“Since we got married, I’ve had to give up all my pleasures, all my desires, all my opinions.”
Rosario (Rosario Granados) is married to the much older Don Carlos Montero (Julio Villarreal). It’s not a love match, but a marriage brought on by the poverty of Rosario’s family. Rosario and Don Carlos have a child together–Carlitos–and they run an antiques business where Carlos treats Rosario more like a disappointing servant than a wife. One day, the Monteros befriend a young, single engineer, Julio Mistral (Tito Junco), and he shows Rosario attention and kindness. At first, Rosario struggles against her need for love, but then she begins a passionate affair with Julio. Julio wants Rosario to take her child, leave her husband and run off to Brazil with him.

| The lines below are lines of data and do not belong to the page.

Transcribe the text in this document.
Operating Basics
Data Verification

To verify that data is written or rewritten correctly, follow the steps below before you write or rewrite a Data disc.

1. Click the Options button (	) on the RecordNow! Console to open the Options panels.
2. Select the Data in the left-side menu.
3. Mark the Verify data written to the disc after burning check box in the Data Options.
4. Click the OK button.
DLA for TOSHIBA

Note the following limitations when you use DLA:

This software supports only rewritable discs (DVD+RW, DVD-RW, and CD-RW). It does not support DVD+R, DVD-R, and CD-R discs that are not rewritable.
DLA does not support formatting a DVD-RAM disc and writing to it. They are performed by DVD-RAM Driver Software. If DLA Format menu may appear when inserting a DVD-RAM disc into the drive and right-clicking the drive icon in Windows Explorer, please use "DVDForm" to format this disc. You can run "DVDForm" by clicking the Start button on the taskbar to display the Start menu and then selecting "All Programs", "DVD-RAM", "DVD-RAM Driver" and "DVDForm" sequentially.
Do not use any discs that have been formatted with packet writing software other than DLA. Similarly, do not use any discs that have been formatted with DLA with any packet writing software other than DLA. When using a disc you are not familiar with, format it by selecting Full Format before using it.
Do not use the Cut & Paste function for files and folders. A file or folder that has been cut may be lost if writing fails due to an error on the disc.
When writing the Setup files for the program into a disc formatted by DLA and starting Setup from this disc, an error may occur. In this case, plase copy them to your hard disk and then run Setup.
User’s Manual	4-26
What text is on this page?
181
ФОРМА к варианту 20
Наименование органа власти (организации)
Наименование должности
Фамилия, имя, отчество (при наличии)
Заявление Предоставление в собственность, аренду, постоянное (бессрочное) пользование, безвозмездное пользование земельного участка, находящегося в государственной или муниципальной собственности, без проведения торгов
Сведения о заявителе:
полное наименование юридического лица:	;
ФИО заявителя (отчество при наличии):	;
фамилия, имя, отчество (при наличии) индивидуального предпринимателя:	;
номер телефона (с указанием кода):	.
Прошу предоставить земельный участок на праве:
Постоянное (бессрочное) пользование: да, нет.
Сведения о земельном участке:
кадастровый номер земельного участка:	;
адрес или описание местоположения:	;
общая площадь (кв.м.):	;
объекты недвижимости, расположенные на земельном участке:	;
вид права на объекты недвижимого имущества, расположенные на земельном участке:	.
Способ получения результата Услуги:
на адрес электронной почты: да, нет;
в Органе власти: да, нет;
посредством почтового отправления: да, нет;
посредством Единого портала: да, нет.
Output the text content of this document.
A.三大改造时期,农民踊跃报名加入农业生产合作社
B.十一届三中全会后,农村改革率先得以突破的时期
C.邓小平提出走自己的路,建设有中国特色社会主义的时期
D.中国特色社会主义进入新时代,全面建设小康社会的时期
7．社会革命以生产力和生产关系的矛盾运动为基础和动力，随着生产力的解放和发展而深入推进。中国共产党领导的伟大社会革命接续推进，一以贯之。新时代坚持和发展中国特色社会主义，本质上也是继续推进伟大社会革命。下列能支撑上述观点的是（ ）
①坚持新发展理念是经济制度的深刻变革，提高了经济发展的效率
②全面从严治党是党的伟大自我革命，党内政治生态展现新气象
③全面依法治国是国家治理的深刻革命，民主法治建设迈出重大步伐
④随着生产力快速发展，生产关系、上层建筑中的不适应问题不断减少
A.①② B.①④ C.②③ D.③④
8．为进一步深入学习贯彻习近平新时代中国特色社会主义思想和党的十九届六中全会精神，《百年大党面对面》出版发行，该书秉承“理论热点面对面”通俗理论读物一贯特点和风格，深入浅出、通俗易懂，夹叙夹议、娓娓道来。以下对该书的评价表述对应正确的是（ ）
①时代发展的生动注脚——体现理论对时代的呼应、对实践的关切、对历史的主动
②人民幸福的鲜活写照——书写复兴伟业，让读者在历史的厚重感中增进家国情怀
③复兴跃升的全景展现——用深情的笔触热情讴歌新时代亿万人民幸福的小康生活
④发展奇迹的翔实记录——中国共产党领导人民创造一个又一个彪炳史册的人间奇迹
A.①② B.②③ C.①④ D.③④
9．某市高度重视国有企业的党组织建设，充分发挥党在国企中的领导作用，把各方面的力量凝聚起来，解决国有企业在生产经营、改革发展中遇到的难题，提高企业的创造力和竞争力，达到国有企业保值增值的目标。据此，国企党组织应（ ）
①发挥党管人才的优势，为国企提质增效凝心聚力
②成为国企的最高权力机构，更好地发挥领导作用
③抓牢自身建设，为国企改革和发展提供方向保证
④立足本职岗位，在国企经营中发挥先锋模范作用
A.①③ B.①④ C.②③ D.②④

Rosario makes the heart-wrenching choice to remain in her loveless, unpleasant marriage.
Twenty-five years later, the Montero family receives news that Julio Mistral died in Brazil leaving behind a fortune. Julio willed this fortune to Rosario’s second son, Miguel (Cordero Loya) who was born after he left. While the males in Montero family celebrate, Rosario is devastated by the news that Julio is dead.
The inheritance leads to a terrible split between the brothers–both now doctors. Carlitos has ambitious plans for research, but he lacks the necessary funds. Meanwhile, Miguel has barely passed his medical exams, and now he’s showered with unexpected wealth. Even though Miguel wants to go into practice with his brother, Carlitos is consumed with envy at Miguel’s good fortune. Soon rumours and speculation about the reason behind the inheritance reach the disgruntled older brother, and the division in the family grows.
Loosely based on the Guy de Maupassant novel, Pierre et Jean (so loosely–you’ll hardly recognize it), the film explores the themes of hypocrisy and greed. Carlitos takes the high moral ground, but in reality base emotions control his mind and heart. While the film is well acted, the abrupt simplicity of the ending denies the darker depths of the human soul. Bunuel fans will want to seek out this early film–it’s a delight to watch. A Woman Without Love is a black and white film–in Spanish with English subtitles.